The operations to be run out of Hong Kong include stocks, options and foreign-exchange trading, as well as China investments and merchant banking, which holds securities not traded on exchanges for the longer term.
“We continue to evolve the business to focus on the greatest potential opportunities and to scale back where the opportunity set is no longer as attractive,” Spring said.
Citadel’s two largest funds, Kensington and Wellington, lost 13 percent last month. The funds, which had a combined $10 billion in assets, received demands from investors to withdraw $1 billion by the end of the year, people said.
Griffin, 40, had posted just one losing year since starting the firm in 1990, a 4 percent decline in 1994. The changes in Asia were previously reported by Dow Jones Newswires.
Today’s decision came as bankers at Barclays Capital and Nomura Holdings Inc. said the value of mergers and acquisitions worldwide may decline 30 percent in 2009 to about $2 trillion. Takeovers so far this year are down 36 percent from the same period of 2007, according to data compiled by Bloomberg.
Tim Throsby, Citadel’s former Asia head, left last month. Throsby and Taylor declined to comment.
Citadel recruited Taylor from Modal Capital Partners, an internal hedge fund at Credit Suisse Group, earlier this year to expand principal investments in Asia and Europe. He is leaving the company. The hedge-fund manager hired nine people for the business in Asia and Europe in August.

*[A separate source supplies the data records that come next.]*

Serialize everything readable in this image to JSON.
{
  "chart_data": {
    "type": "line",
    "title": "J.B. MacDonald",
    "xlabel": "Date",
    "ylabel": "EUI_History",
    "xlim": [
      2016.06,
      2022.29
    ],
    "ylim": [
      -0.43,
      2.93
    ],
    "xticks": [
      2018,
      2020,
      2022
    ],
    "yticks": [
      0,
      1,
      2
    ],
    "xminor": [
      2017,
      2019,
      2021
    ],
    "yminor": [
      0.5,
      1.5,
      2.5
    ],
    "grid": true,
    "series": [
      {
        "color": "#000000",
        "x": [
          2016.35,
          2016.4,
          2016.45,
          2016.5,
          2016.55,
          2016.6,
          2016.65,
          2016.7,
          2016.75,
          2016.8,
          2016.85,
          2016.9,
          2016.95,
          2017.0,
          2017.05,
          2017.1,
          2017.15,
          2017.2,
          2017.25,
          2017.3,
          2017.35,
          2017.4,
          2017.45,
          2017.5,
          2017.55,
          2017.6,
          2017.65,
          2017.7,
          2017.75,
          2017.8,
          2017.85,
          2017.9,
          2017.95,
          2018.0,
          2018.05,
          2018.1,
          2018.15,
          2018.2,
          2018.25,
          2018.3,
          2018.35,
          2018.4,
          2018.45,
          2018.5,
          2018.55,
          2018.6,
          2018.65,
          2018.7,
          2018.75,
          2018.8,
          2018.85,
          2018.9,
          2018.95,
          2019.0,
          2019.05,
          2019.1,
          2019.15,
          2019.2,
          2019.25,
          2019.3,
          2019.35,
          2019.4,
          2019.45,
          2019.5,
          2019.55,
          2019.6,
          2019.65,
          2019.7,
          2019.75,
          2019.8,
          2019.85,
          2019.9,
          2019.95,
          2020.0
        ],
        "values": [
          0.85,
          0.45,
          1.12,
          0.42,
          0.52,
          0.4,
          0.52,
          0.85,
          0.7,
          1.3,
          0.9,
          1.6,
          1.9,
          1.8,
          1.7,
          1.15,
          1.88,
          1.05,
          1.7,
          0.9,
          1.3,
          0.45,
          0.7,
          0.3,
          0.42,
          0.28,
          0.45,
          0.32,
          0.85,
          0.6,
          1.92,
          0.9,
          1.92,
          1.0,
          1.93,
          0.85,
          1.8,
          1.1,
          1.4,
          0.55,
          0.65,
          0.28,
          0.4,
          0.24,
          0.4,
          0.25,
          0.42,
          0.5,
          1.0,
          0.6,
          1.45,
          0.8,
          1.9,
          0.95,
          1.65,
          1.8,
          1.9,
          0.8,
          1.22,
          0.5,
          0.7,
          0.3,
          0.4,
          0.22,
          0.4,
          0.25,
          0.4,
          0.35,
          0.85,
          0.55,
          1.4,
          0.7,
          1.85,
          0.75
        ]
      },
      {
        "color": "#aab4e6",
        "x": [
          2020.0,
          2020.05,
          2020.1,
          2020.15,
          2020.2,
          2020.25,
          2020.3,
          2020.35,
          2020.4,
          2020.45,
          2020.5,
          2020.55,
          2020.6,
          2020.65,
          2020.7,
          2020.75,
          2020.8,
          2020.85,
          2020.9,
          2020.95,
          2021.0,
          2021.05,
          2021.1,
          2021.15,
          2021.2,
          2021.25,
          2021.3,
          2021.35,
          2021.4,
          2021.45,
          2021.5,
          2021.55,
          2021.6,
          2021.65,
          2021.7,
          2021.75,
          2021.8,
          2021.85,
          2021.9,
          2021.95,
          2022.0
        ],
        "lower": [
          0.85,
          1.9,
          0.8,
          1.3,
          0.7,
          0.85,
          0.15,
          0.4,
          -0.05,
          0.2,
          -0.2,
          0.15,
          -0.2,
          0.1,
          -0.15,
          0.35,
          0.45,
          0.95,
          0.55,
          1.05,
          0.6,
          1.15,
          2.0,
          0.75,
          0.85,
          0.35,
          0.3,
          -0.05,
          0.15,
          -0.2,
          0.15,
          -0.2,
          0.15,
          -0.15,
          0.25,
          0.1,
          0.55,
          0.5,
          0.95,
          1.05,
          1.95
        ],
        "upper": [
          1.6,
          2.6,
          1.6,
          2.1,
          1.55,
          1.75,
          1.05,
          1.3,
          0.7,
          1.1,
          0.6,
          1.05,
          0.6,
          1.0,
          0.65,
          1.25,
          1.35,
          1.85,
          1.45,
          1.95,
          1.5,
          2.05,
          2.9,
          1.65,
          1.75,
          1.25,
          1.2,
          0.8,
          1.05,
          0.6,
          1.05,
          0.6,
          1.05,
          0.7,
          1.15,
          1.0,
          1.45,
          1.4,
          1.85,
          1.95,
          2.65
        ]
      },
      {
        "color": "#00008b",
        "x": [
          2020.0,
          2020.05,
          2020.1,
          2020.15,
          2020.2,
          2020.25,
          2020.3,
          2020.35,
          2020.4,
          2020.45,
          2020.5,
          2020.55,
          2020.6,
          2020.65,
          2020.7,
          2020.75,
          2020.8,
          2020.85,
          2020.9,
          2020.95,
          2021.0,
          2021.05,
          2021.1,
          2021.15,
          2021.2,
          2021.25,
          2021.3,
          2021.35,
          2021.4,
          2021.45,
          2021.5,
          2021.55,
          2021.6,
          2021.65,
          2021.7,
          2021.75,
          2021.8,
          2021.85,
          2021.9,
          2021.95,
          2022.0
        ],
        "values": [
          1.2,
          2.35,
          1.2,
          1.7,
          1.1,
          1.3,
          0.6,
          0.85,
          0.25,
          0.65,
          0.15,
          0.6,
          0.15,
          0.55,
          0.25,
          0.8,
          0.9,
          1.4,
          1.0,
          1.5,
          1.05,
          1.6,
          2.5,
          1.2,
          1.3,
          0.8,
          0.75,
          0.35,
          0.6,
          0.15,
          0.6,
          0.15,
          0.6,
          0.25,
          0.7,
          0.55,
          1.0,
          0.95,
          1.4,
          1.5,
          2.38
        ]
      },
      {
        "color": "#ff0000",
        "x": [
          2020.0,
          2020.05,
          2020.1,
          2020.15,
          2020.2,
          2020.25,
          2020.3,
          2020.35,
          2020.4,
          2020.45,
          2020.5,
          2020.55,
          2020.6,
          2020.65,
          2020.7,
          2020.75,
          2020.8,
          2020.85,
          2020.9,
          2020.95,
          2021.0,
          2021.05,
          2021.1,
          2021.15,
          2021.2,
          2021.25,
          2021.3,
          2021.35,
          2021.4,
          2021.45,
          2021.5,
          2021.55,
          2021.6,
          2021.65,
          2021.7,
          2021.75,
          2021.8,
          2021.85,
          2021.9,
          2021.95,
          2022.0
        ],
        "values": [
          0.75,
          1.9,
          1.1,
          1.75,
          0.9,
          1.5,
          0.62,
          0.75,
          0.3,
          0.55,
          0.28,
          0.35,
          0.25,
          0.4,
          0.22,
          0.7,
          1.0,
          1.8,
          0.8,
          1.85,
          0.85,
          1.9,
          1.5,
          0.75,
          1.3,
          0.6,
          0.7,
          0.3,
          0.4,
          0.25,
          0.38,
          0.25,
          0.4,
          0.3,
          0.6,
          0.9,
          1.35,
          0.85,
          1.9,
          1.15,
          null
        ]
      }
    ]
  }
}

Hedge funds may cut as many as 10,000 jobs this year as they struggle with their biggest losses in almost two decades, New York-based executive search firm Options Group said in October.
Managers including Ramius LLC, a New York-based firm once overseeing $11 billion, London’s GSA Capital Partners LLP and Concordia Advisors LLC have cut jobs and offices in Asia to reduce costs.
Hedge funds are private, largely unregulated pools of capital whose managers can buy or sell any assets, bet on falling as well as rising asset prices, and participate substantially in profits from money invested.